From 6-7:30 p.m., Dec. 15, Vino 100 in Alpharetta, located at the corner of South Main Street (Alpharetta Highway) and Old Milton Parkway, offers a special holiday affair featuring critically acclaimed wines from California’s Arnot-Roberts Vineyards. A charity donation gets guests sips of Arnot-Roberts’ Chardonnay, two of their Syrahs and two Cabernet Sauvignons, including the $88 per bottle Arnot-Roberts Bugay Vineyards Cabernet Sauvignon. RSVP online.

An especially fine Port, Champagne and Sparkling Wine Tasting is coming to Dawg land. The Five Points Bottle Shop in Athens hosts the event, 6-8 p.m., Thursday, Dec. 15, in Aromas Wine Bar.  The restaurant is matching chocolates -- dark, milk and sweet -- along with several varieties of artisan cheeses, with four different Portugese Ports as well as bubbly! The Port wines range from a 1995 vintage to a 20-year-old Tawney. The sparklers include Champagne Tattinger “La France” Brut, the Gustave-Lourenz Rose Cremant from Alsace, New Mexico’s Gruet Winery’s Demi Sec, and a brand-new Crimean-made Brut sparkling wine being introduced for the first time. Admission is $15 each. RSVP online.

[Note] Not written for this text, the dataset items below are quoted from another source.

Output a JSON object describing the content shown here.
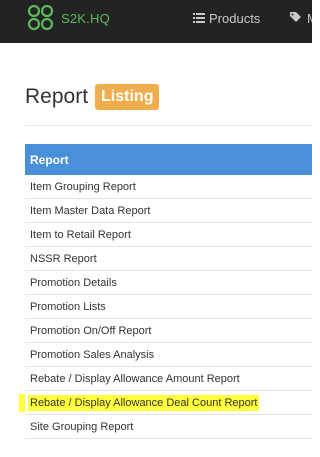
{
  "navbar": {
    "brand": "S2K.HQ",
    "items": [
      {
        "label": "Products",
        "icon": "list-icon"
      },
      {
        "label": "M",
        "icon": "tags-icon"
      }
    ]
  },
  "page": {
    "title": "Report",
    "badge": "Listing"
  },
  "table": {
    "header": "Report",
    "rows": [
      "Item Grouping Report",
      "Item Master Data Report",
      "Item to Retail Report",
      "NSSR Report",
      "Promotion Details",
      "Promotion Lists",
      "Promotion On/Off Report",
      "Promotion Sales Analysis",
      "Rebate / Display Allowance Amount Report",
      "Rebate / Display Allowance Deal Count Report",
      "Site Grouping Report"
    ],
    "highlighted_row_index": 9
  },
  "colors": {
    "navbar_bg": "#232323",
    "brand": "#5cb85c",
    "badge": "#f0ad4e",
    "table_header": "#4a90d9",
    "highlight": "#ffff3a"
  }
}
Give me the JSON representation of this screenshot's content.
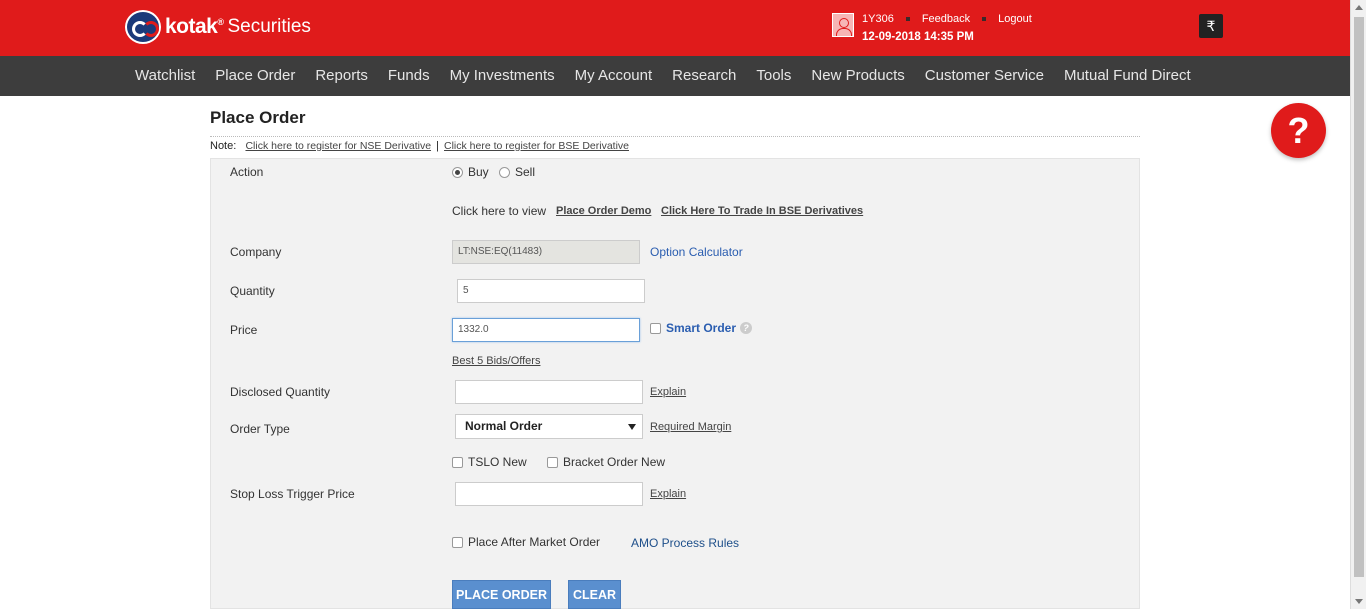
{
  "header": {
    "logo_text": "kotak",
    "logo_reg": "®",
    "logo_sub": "Securities",
    "user_id": "1Y306",
    "feedback": "Feedback",
    "logout": "Logout",
    "datetime": "12-09-2018 14:35 PM",
    "rupee_icon": "₹"
  },
  "nav": {
    "items": [
      "Watchlist",
      "Place Order",
      "Reports",
      "Funds",
      "My Investments",
      "My Account",
      "Research",
      "Tools",
      "New Products",
      "Customer Service",
      "Mutual Fund Direct"
    ]
  },
  "help": {
    "symbol": "?"
  },
  "page": {
    "title": "Place Order",
    "note_label": "Note:",
    "nse_link": "Click here to register for NSE Derivative",
    "pipe": "|",
    "bse_link": "Click here to register for BSE Derivative"
  },
  "form": {
    "action_label": "Action",
    "buy": "Buy",
    "sell": "Sell",
    "selected_action": "Buy",
    "view_text": "Click here to view",
    "demo_link": "Place Order Demo",
    "bse_trade_link": "Click Here To Trade In BSE Derivatives",
    "company_label": "Company",
    "company_value": "LT:NSE:EQ(11483)",
    "option_calc": "Option Calculator",
    "quantity_label": "Quantity",
    "quantity_value": "5",
    "price_label": "Price",
    "price_value": "1332.0",
    "smart_order": "Smart Order",
    "q_mark": "?",
    "best_bids": "Best 5 Bids/Offers",
    "disclosed_label": "Disclosed Quantity",
    "disclosed_value": "",
    "explain": "Explain",
    "order_type_label": "Order Type",
    "order_type_value": "Normal Order",
    "required_margin": "Required Margin",
    "tslo": "TSLO New",
    "bracket": "Bracket Order New",
    "stoploss_label": "Stop Loss Trigger Price",
    "stoploss_value": "",
    "amo_label": "Place After Market Order",
    "amo_rules": "AMO Process Rules",
    "place_btn": "PLACE ORDER",
    "clear_btn": "CLEAR"
  }
}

Remember that mention of a saber? A French technique for opening Champagne slams a heavy saber’s blade against the bottle’s neck to take the cork off.  Sabarage is the French word for it. At 6 p.m., Wednesday, Dec. 28, the St. Regis Hotel’s Sommelier and Wine Director Harry Constantinescu will sabarage Champagne and sparkling wine bottles during the Midtown hotel’s “All About Bubbles” party. For $20 per person, from 5:30-7:30 p.m., the hotel is offering two French Champagnes -- a Rose and a Brut -- a French Cremant, an Italian Prosecco and a Cava from Spain, all served with excellent and tasty hors d’ oeuvres, cheese plates and chocolates. RSVP online. This is a perfect party to get back in training for New Year’s Eve festivities!

How ‘bout  mo’ beers to end the year? Come to the “Heavy Seas Waaay Below Decks Barleywines” party starting at 5:30 p.m., Monday, Dec. 26, at the Midway Pub, 552 Flat Shoals Road in Atlanta. The party offers three of these brewskies from Maryland’s Heavy Seas Brewery. Barleywines -- high-octane British-style Ales -- get aged in both Bourbon and Cabernet Sauvignon barrels passed-down from whiskey distilleries and wineries. Make reservations online.

Have a wonderful 2012 remembering, always, to drink responsibly and drive safely throughout the entire new year!

About this column: Wine expert Charles Arnold writes about wines and tasting events in the metro Atlanta area.